久美子さんは昭和16(1941)年に19歳で、徳川家と縁が深い福井松平家の松平康愛さんと結婚された。写真を見ると、今見てもまったく古びれない美男美女のカップルだ。

昭和18(1943)年には長女が生まれたが、康愛さんは南洋パラオに出征することが決まってしまった。

太平洋戦争が開戦し、本土空襲が始まった。宮内省関係者にゆかりのある八王子に疎開した。

「それまでお姫様のような生活をしていたのに、毎日リヤカーを引いて働いたそうです。サツマイモを担いで運ぶから、背中はアザだらけになって。自給自足の生活をしていたそうです。

母はすでにその頃から、適応力が高い人だったんですよね」

戦争は終わったが、康愛さんは帰ってこなかった。戦死したとの報せが届いた。

まだ若かったため再婚の話が来た。

いくつかは断ったが、結局康愛さんと親友だった軍医だった井手次郎さんと結婚することにした。井手さんは、サイパンで亡くなったと言われていたが、戦後ひょっこりと帰ってきた人だった。

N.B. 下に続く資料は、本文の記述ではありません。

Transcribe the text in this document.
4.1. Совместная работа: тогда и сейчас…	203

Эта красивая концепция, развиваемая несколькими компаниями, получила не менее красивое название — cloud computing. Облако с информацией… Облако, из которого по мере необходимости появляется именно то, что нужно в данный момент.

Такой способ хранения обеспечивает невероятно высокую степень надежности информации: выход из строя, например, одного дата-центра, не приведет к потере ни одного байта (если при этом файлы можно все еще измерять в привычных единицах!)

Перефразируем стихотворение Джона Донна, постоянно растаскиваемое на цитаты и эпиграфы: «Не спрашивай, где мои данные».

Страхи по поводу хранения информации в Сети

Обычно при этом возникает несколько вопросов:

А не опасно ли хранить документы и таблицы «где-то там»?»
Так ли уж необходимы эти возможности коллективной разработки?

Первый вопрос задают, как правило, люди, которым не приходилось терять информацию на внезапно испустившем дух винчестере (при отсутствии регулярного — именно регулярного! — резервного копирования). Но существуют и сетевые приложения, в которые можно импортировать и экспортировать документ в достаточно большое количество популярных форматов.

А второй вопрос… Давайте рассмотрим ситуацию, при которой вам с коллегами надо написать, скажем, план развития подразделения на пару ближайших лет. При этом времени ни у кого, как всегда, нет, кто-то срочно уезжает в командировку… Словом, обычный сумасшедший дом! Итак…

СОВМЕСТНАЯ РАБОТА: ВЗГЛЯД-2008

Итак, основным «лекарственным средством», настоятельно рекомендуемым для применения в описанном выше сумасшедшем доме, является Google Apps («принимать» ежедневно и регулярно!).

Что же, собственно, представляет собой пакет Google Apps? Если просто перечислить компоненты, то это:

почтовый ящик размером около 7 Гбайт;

結婚してしばらくは目白にあった井手家に住むことになった。戦争で家を失った親族など二十数人が暮らしており、久美子さんがお風呂に入る時は最後だったという。お湯はほとんど残っておらず、ドロドロでとても入れるような状態ではなかった。

しばらくして横浜に引っ越して、病院を開業した。そこで純さんは生まれた。

サイパンで見ていた地獄と比べれば

「かなり治安の悪い場所だったようです。まだアメリカ人向けの売春も盛んで、窓からは男女がまぐわっている姿が見えたと聞きました。性病の治療も多く、淋病だ、梅毒だ、パイプカットだ、そんな言葉が飛び交ってました。

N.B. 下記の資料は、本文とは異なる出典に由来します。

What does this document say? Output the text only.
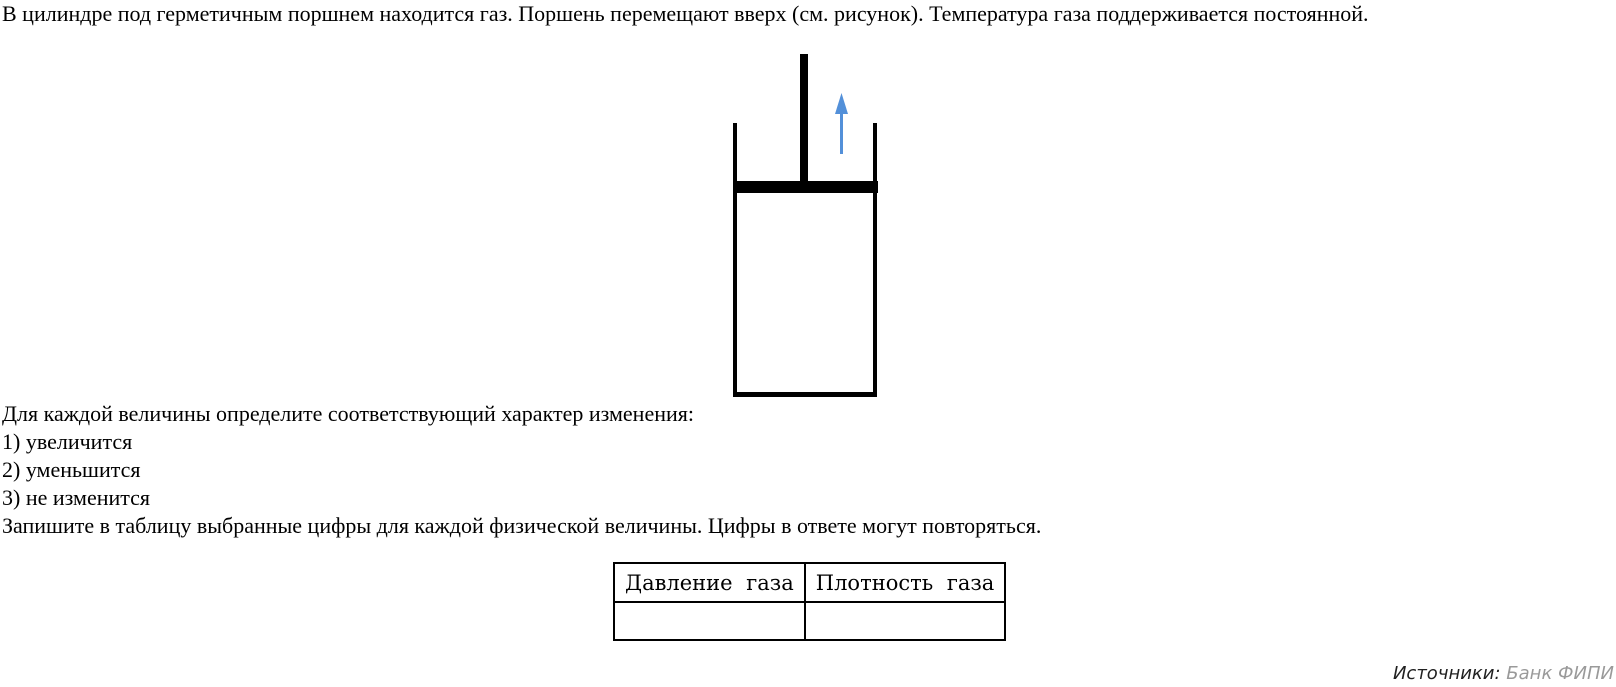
В цилиндре под герметичным поршнем находится газ. Поршень перемещают вверх (см. рисунок). Температура газа поддерживается постоянной.

Для каждой величины определите соответствующий характер изменения:

1) увеличится

2) уменьшится

3) не изменится

Запишите в таблицу выбранные цифры для каждой физической величины. Цифры в ответе могут повторяться.

Давление газа	Плотность газа

Источники: Банк ФИПИ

ヤクザも多かったですから、そういう人たちはケガをして、しょっちゅう病院に来ていたそうです」

厳しい状況ではあったが、次郎さんはサイパンで地獄を見ていた。

片腕がふっとんだ人や、足がなくなった人たちにモルヒネを打ち、背中にかついで走り回ってた。

飛行機戦で負けた敵兵が飛行機から飛び降りたが、パラシュートが開かずに地面にたたきつけられた。ぺっちゃんこになった遺体を、シャベルとバケツで片付けた。